A topology on the Fremlin tensor product between locally solid vector lattices with applications
Omid Zabeti
TL;DR
The paper addresses the problem of equipping the Fremlin tensor product $E\overline{\otimes}F$ with a locally solid topology and determining when the canonical bilinear map is uniformly continuous under unbounded convergences. It develops a locally solid topology $τ_{E\overline{\otimes}F}$ from solid zero neighborhoods and proves density of $E\otimes F$, then demonstrates that the Fremlin projective tensor product preserves both $un$-convergence and $uaw$-convergence for Banach lattices, initially under mild assumptions and ultimately in full generality using a key tensor-product inequality. A central contribution is a topological framework that yields preservation results without extra hypotheses and provides a simpler proof of a main result in the literature (Z:25).

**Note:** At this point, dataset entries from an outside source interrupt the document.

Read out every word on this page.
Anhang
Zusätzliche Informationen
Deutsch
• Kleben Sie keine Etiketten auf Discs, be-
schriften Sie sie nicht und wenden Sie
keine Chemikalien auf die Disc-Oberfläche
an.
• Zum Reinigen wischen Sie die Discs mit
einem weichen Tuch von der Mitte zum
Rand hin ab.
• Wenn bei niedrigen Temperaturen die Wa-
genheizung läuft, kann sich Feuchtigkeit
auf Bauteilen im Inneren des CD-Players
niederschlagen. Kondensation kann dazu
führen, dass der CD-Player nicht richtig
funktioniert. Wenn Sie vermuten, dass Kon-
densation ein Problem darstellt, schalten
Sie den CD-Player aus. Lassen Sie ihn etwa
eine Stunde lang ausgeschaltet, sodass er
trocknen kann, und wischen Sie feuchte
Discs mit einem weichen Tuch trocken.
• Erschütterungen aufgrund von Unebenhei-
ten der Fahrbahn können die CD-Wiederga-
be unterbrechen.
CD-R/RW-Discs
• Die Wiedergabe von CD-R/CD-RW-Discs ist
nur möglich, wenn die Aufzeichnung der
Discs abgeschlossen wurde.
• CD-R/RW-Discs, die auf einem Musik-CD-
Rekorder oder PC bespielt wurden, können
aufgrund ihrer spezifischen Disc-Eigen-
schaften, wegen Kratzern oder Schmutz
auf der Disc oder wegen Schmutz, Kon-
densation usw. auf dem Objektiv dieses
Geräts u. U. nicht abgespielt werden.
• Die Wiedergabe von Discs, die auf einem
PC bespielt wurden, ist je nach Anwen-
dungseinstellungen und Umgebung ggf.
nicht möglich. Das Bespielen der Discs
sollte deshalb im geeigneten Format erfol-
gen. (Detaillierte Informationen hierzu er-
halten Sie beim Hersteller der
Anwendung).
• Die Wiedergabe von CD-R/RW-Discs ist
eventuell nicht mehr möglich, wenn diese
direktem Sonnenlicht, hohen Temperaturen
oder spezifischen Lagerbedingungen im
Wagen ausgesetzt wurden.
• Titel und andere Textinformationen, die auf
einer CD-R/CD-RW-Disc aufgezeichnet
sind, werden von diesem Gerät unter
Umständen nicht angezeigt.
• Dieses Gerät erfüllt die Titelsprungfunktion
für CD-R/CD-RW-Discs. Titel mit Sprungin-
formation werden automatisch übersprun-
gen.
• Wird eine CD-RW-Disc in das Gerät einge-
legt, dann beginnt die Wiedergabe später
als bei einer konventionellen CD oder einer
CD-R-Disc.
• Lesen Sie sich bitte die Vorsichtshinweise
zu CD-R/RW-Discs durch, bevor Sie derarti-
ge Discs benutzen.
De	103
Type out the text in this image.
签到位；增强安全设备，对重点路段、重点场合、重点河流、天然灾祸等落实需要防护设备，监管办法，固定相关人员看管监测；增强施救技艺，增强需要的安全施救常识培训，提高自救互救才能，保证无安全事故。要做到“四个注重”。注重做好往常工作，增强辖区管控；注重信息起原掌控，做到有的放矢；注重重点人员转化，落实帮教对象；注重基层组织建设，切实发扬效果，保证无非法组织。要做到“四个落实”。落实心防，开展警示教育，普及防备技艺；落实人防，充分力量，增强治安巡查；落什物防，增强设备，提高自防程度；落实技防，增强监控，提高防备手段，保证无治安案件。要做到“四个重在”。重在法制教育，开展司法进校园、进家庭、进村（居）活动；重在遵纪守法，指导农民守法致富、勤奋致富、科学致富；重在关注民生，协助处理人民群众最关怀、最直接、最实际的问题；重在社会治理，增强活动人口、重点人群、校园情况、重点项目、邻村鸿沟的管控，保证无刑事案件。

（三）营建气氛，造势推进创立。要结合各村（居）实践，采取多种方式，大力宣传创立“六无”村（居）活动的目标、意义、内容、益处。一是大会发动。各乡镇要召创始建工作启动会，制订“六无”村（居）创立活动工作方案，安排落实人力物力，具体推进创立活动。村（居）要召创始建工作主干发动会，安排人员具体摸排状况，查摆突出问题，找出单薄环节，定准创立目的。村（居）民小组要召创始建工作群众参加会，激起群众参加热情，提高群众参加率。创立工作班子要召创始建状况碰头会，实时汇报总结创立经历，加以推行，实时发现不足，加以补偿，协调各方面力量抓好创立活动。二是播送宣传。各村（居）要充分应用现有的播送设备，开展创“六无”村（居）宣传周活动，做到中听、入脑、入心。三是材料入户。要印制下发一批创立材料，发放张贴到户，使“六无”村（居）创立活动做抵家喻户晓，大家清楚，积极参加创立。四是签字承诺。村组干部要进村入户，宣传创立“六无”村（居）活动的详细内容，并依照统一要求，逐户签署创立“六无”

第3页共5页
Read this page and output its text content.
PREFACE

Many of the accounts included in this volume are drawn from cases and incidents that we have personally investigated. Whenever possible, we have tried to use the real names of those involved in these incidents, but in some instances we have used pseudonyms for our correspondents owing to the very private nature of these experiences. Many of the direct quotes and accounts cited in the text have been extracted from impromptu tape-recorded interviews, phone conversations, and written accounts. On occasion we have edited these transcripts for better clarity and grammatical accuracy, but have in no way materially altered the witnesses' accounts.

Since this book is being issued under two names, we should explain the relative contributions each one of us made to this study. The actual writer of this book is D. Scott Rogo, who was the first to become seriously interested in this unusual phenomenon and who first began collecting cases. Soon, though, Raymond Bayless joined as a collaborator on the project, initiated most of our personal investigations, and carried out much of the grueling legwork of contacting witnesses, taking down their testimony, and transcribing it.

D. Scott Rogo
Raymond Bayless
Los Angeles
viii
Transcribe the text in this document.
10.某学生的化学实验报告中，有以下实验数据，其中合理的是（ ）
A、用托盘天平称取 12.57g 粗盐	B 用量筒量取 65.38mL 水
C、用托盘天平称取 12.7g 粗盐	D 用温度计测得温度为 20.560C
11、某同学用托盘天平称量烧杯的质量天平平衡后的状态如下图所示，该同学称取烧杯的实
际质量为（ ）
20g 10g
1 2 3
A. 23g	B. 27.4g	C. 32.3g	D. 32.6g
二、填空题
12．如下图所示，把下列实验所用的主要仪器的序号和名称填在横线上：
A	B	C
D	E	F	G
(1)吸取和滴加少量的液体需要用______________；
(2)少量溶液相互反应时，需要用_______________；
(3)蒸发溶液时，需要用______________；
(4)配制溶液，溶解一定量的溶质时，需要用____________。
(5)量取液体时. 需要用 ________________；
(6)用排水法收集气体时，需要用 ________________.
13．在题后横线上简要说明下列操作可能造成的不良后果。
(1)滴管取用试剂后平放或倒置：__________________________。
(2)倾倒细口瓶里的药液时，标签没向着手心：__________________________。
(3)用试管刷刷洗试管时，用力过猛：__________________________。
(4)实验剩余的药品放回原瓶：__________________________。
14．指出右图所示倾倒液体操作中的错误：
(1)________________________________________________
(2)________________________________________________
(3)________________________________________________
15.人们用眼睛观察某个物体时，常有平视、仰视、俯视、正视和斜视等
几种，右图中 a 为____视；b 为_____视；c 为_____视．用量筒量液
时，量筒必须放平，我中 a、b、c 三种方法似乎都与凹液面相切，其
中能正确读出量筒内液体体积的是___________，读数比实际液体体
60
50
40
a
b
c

Overall, the work enhances the understanding of unbounded convergence in tensor products of vector lattices and offers a robust method with potential applications in analysis on Banach lattices and locally solid vector lattices.
Abstract
Let $E$ and $F$ be locally solid vector lattices. We introduce a locally solid topology on the Fremlin tensor product $E\overline{\otimes}F$ and we denote it by $τ_{E\overline{\otimes}F}$. It extends the Fremlin projective tensor product in the setting of Banach lattices. The main purpose of the paper is to determine conditions under which, the canonical bilinear mapping \[E\times F\to (E\overline{\otimes}F,τ_{E\overline{\otimes}F}),\hspace{0.50cm} (x,y)\mapsto x\otimes y,\] is uniformly continuous when $E$ and $F$ are equipped with appropriate unbounded convergences whose associated topologies make the corresponding spaces locally solid vector lattices. By means of an inequality for tensor products in vector lattices and by exploiting the structure of the topology $τ_{E\overline{\otimes}F}$, we show, in particular, that the Fremlin tensor product between Banach lattices preserves several important classes of unbounded convergences.